Jerome was living a satisfying young life. He had a supportive family and friends, earned good grades, loved music, and had a well-paying job.
That all changed around this 20th birthday when he began to hear voices and perceive threats around every corner. He’d retreat to the restroom at work, struggling to get to his car before panic set it.
After isolating himself in his mom’s basement, there were hospitalizations and strong medications that made Jerome feel out of sorts.
“Luckily my mom called CHD. Once you’ve isolated yourself for a period of time … it’s hard. Outreach workers would come to my house and make sure I took my meds, but mostly they treated me like a regular person,” he says.
The care he received inspired Jerome to join CHD as a peer specialist with Adult Community Clinical Services. This state-funded program blends clinical services with recovery coaches and peer specialists who use their own life experiences to help others facing similar challenges.
Peer recovery director Andy Beresky emphasizes that “lived experience” isn’t just a catch phrase, but an evidence-based philosophy tied to state contracts awarded to community-based treatment providers.
“There’s a wisdom and a resilience to those who’ve come out on the other side. Who better to know how it is to be hospitalized? To be deprived of their liberty or go through a trauma?” Beresky asked.

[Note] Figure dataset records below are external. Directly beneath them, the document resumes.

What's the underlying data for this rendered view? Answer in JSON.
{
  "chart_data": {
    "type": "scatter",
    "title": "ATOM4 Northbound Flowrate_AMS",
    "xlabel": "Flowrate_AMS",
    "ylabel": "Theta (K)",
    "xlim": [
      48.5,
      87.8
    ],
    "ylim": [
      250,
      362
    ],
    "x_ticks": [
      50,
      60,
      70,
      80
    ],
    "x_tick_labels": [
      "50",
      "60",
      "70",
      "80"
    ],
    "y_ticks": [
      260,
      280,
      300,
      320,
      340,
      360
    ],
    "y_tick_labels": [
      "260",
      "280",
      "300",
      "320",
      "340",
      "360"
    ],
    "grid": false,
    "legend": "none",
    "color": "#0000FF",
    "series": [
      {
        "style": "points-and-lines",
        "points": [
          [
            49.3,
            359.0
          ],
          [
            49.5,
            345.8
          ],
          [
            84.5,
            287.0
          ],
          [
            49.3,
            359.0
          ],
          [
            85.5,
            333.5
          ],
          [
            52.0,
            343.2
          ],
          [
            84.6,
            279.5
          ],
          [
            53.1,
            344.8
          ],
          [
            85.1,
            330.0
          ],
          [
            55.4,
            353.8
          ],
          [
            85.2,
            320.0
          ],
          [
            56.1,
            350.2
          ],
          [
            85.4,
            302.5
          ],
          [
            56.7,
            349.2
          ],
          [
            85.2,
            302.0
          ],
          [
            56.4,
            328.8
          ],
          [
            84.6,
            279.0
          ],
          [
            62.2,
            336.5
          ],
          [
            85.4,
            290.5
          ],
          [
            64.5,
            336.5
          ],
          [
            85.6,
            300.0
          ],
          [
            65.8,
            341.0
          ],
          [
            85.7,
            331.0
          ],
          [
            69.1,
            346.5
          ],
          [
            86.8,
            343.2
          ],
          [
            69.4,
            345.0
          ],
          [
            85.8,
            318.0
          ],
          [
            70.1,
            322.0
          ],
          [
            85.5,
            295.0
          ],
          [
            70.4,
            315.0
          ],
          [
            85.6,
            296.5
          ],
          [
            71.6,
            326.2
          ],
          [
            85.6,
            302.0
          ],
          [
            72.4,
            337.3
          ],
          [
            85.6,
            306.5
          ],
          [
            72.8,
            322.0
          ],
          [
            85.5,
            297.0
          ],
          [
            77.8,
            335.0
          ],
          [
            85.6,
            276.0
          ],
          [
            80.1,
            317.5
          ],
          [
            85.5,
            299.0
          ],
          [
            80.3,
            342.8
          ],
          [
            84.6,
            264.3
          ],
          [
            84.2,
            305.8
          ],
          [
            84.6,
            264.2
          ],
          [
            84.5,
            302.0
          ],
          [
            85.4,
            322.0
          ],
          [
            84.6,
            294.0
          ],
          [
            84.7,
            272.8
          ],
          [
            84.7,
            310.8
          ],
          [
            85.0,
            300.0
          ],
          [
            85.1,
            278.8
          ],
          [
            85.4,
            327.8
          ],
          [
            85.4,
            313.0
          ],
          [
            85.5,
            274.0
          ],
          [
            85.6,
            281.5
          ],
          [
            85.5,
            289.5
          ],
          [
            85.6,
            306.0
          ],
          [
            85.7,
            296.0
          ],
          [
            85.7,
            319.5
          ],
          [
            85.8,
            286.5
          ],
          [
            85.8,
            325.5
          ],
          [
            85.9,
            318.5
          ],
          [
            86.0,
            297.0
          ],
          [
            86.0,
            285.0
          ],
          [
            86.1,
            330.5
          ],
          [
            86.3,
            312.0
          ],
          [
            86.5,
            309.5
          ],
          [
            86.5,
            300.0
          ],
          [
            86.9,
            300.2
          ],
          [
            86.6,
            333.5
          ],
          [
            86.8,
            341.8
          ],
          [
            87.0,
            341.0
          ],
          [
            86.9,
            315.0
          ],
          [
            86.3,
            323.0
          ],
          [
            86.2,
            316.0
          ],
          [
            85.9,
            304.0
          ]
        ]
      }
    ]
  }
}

In his healing journey, Jerome went from attending a Hearing Voices support group to running the group to being hired as a full-time employee. He’s now among more than a dozen certified peer specialists in the Springfield office.
“I’m not steering the ship,” Jerome says. “I feel like I work alongside people. We’ve walked in their shoes.”
Today, Jerome has a five-year-old daughter and is in a stable relationship. He lives in his own apartment and plans to go back to college for a business degree.
“I have to thank my mom first. She convinced me to get help by telling me she wanted ‘the old Jerome’ back,” he says.